Vor dem Internet galt ein Schaufenster in bester Innenstadt-Lage als aussichtsreichste Möglichkeit, den Kunden zu begeistern. Heute trägt er den Ort der möglichen Begegnung immer ganz nahe am Herzen – mit seinem Smartphone. Was Unternehmen beachten sollten, wenn sie eine App entwickeln und testen.
Die Herzen der Kunden kann man theoretisch jedes Mal dann erobern, wenn sie auf ihr Smartphone schauen. Und das ist oft der Fall: 80 Mal am Tag oder umgerechnet alle zwölf Minuten checken Nutzer ihr Smartphone, so eine Studie der Universität Bonn. Die entscheidende Schnittstelle zwischen Konsument und Gerät ist dabei die App – ihre Performance und ihr Erlebnispotenzial sind ausschlaggebend, möchte eine Marke ihre Bestlage in Herzensnähe behalten. Und das zahlt sich aus: App Annie hat eine Prognose über mobile Apps aufgestellt und sagt voraus, dass mobile Apps bis 2020 allein mit Downloadgebühren mehr als 101 Milliarden US-Dollar erzielen werden – und das bei mehr als 284 Milliarden Downloads insgesamt.
Die Zahlen klingen so verlockend, dass man annehmen könnte, jedes Unternehmen sollte schnellstmöglich eine App auf den Markt bringen – sofern noch nicht geschehen. Doch ganz so einfach ist es leider nicht. Apps werden immer mehr Teil des Alltags, und deshalb erwarten die Nutzer eine immer höhere Qualität. Das gilt besonders für Marken, die gezielt junge Menschen ansprechen: Die begehrte Zielgruppe der Millennials, in Deutschland noch besser unter Generation Y bekannt, ist mit ebendieser Technologie aufgewachsen. Für diese Zielgruppe geht ohne Smartphone nichts mehr. Mehr als die Hälfte der Generation Y lernt neue Marken über den App Store kennen. Gleichzeitig geben viele Nutzer aller Altersklassen einer App nur eine einzige Chance. 71 Prozent löschen eine App, wenn sie abstürzt oder anderweitig versagt. Diese Zahlen zeigen, wie wichtig es für Unternehmen ist, nicht nur irgendeine, sondern eine richtig gute App auf dem Markt zu haben.

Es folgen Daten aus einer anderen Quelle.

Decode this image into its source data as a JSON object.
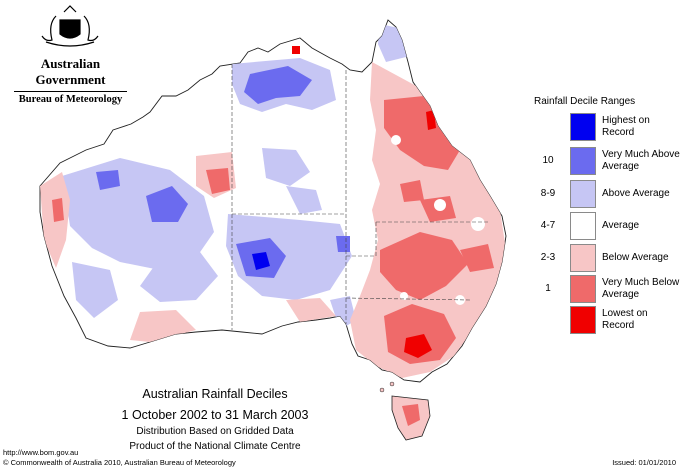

Unternehmen sollten zwei Dinge beherzigen, wenn sie eine App entwickeln und testen: Erstens muss man sicherstellen, dass sie unter allen Umständen richtig läuft. Zweitens darf die App nicht einfach nur das Nutzererlebnis des Internetauftritts widerspiegeln, sondern muss dieses erkennbar besser gestalten.
Wenn einen die App im Regen stehen lässt
Ein Beispiel, wie wichtig funktionierende Apps sind: Ein Trekking-Ausstatter, der bereits viele Produkte im Netz bei Amazon und Co. verkauft hat, möchte eine eigene App mit einem Wander-Guide auf den Markt bringen. Dabei muss er allerdings einiges beachten. Eine der Wanderkarten auf der App ist zum Beispiel auf eine Wanderung durch die Alpen ausgelegt. Sie umfasst Unterkünfte, Highlights und gefährliche Stellen auf dem Weg. Die App wurde auch bereits grundlegend getestet: Es wurden Funktionstests für das iPhone, die beliebtesten Android-Smartphones und auch für eher seltener verwendete Geräte, wie Windows und One Plus durchgeführt. Die Tests verlaufen alle positiv, woraufhin die App veröffentlicht wird. Der Trekking-Ausstatter ist sich sicher, an alles gedacht zu haben. Bis zu dem Moment als ihn das negative Feedback einiger Nutzer erreichte, die beim Wandern durch die Alpen zu sehr seiner App vertraut haben. Denn obwohl das Smartphone Geolokalisierung nutzt, konnte die App nicht mehr auf die Informationen zugreifen, sobald das Mobilfunknetz schwächelte. Die Nutzer fühlten sich von der App im Stich gelassen. Hätte die App die Information für die geplante Wanderung lokal gespeichert, hätte der Kunde eine gute Nutzer-Erfahrung haben können. Viele User hatten sich auf die App verlassen und haben sich daraufhin in den Alpen verlaufen – ein sehr unangenehmes Nutzer-Erlebnis, das so schnell nicht vergessen wird. Der Hersteller hatte vergessen, die App für den Outdoor-Einsatz zu testen.